04 abril 2012

Cristianismo y laicidad


Martin Rhonheimer se explica como un libro, y le entenderá mal quien quiera entenderle mal; pero he de reconocer que a veces me saca de quicio: esa entronización de la democracia liberal como el no va más de las realizaciones humanas en política, junto al empeño de disuadirnos de deslegitimar cualquier decisión tomada de acuerdo a las reglas del juego democrático, nos da en el rostro a quienes, por las circunstancias históricas españolas, hemos conocido a tantos beatos de la democracia, a tanto personajillo que se adornaba con esas flores como si se tratase de un expediente de limpieza de sangre, mientras personalmente no le llegaba a los tobillos a cualquiera de los ministros de la dictadura.
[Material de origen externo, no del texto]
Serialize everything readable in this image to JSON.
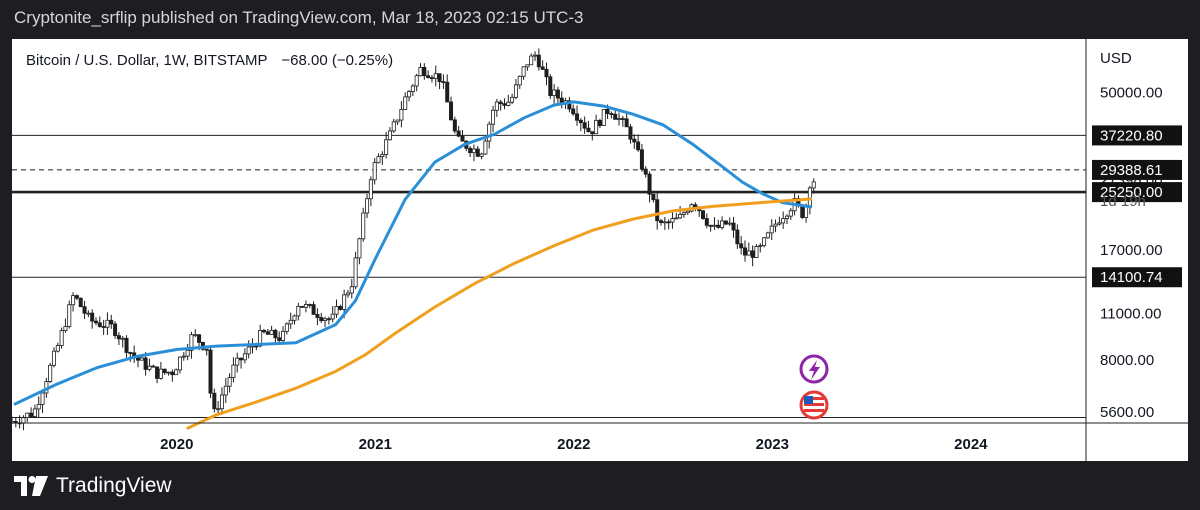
{
  "header": {
    "text": "Cryptonite_srflip published on TradingView.com, Mar 18, 2023 02:15 UTC-3"
  },
  "footer": {
    "brand": "TradingView"
  },
  "chart_data": {
    "type": "candlestick",
    "title": "Bitcoin / U.S. Dollar, 1W, BITSTAMP",
    "change_text": "−68.00 (−0.25%)",
    "currency": "USD",
    "yscale": "log",
    "ylim": [
      5200,
      72000
    ],
    "xlim": [
      2019.17,
      2024.58
    ],
    "x_ticks": [
      "2020",
      "2021",
      "2022",
      "2023",
      "2024"
    ],
    "y_ticks": [
      "50000.00",
      "27398.00",
      "17000.00",
      "11000.00",
      "8000.00",
      "5600.00"
    ],
    "price_tags": [
      {
        "label": "37220.80",
        "value": 37220.8
      },
      {
        "label": "29388.61",
        "value": 29388.61
      },
      {
        "label": "25250.00",
        "value": 25250
      },
      {
        "label": "14100.74",
        "value": 14100.74
      }
    ],
    "countdown": "1d 19h",
    "horizontal_lines": [
      {
        "value": 37220.8,
        "style": "solid"
      },
      {
        "value": 29388.61,
        "style": "dashed"
      },
      {
        "value": 25250,
        "style": "bold"
      },
      {
        "value": 14100.74,
        "style": "solid"
      },
      {
        "value": 5400,
        "style": "solid"
      }
    ],
    "series": [
      {
        "name": "",
        "color": "#2b8fd8",
        "points": [
          [
            2019.18,
            5900
          ],
          [
            2019.4,
            6800
          ],
          [
            2019.6,
            7600
          ],
          [
            2019.8,
            8200
          ],
          [
            2020.0,
            8600
          ],
          [
            2020.2,
            8800
          ],
          [
            2020.4,
            8900
          ],
          [
            2020.6,
            9000
          ],
          [
            2020.8,
            10200
          ],
          [
            2020.9,
            12000
          ],
          [
            2021.0,
            16000
          ],
          [
            2021.15,
            24000
          ],
          [
            2021.3,
            31000
          ],
          [
            2021.45,
            35000
          ],
          [
            2021.6,
            37500
          ],
          [
            2021.75,
            42000
          ],
          [
            2021.9,
            45800
          ],
          [
            2022.0,
            46800
          ],
          [
            2022.15,
            45500
          ],
          [
            2022.3,
            43000
          ],
          [
            2022.45,
            40000
          ],
          [
            2022.6,
            35000
          ],
          [
            2022.75,
            30000
          ],
          [
            2022.85,
            27000
          ],
          [
            2022.95,
            25000
          ],
          [
            2023.05,
            23500
          ],
          [
            2023.2,
            22800
          ]
        ]
      },
      {
        "name": "",
        "color": "#f0a01e",
        "points": [
          [
            2020.05,
            5000
          ],
          [
            2020.2,
            5500
          ],
          [
            2020.4,
            6000
          ],
          [
            2020.6,
            6600
          ],
          [
            2020.8,
            7400
          ],
          [
            2020.95,
            8300
          ],
          [
            2021.1,
            9600
          ],
          [
            2021.3,
            11500
          ],
          [
            2021.5,
            13500
          ],
          [
            2021.7,
            15500
          ],
          [
            2021.9,
            17500
          ],
          [
            2022.1,
            19500
          ],
          [
            2022.3,
            21000
          ],
          [
            2022.5,
            22200
          ],
          [
            2022.7,
            22900
          ],
          [
            2022.9,
            23400
          ],
          [
            2023.2,
            24100
          ]
        ]
      }
    ],
    "candles": {
      "color_up": "#1e1e1e",
      "color_down": "#1e1e1e",
      "anchors": [
        [
          2019.17,
          5200
        ],
        [
          2019.3,
          5600
        ],
        [
          2019.42,
          8800
        ],
        [
          2019.5,
          12500
        ],
        [
          2019.58,
          10500
        ],
        [
          2019.7,
          10000
        ],
        [
          2019.8,
          8200
        ],
        [
          2019.92,
          7300
        ],
        [
          2020.0,
          7400
        ],
        [
          2020.1,
          9500
        ],
        [
          2020.17,
          8700
        ],
        [
          2020.2,
          5400
        ],
        [
          2020.3,
          7500
        ],
        [
          2020.45,
          9600
        ],
        [
          2020.55,
          9300
        ],
        [
          2020.63,
          11800
        ],
        [
          2020.8,
          10500
        ],
        [
          2020.9,
          13500
        ],
        [
          2021.0,
          29000
        ],
        [
          2021.1,
          38000
        ],
        [
          2021.17,
          48000
        ],
        [
          2021.25,
          59000
        ],
        [
          2021.35,
          55000
        ],
        [
          2021.43,
          36000
        ],
        [
          2021.55,
          33000
        ],
        [
          2021.62,
          46000
        ],
        [
          2021.7,
          47000
        ],
        [
          2021.78,
          61000
        ],
        [
          2021.83,
          65000
        ],
        [
          2021.9,
          50000
        ],
        [
          2022.0,
          46000
        ],
        [
          2022.1,
          38000
        ],
        [
          2022.2,
          45000
        ],
        [
          2022.3,
          38000
        ],
        [
          2022.37,
          29500
        ],
        [
          2022.45,
          20000
        ],
        [
          2022.55,
          21000
        ],
        [
          2022.62,
          24000
        ],
        [
          2022.72,
          19500
        ],
        [
          2022.8,
          20500
        ],
        [
          2022.87,
          16500
        ],
        [
          2022.95,
          16800
        ],
        [
          2023.05,
          21000
        ],
        [
          2023.13,
          23500
        ],
        [
          2023.18,
          21500
        ],
        [
          2023.21,
          27400
        ]
      ]
    }
  }
}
De hecho, una lectura superficial podría llevar a pensar que Rhonheimer considera la democracia como un apriori que se antepone a la propia Revelación. Eso no demostraría más, sin embargo, que la profundidad con que ha arraigado en nosotros la confusión entre el orden espiritual y el temporal, entre moral y política. Sí, la democracia sería un apriori, como lo es un buen campo para que florezca lo que queremos sembrar. Es el mejor de los sistemas (interpreto a Rhonheimer) porque no es más que un espacio de libertades, donde todos se la juegan con los puños desnudos, sin apoyo institucional, donde los fieles cristianos actúan con plena responsabilidad, con las mismas armas que sus rivales. Algo así como cuando los héroes de mi niñez arrojaban las armas para luchar cuerpo a cuerpo con el malo (o, viceversa, despojaban a este de las suyas -¿pongamos el estado laicista?-: "ahora estamos igualados").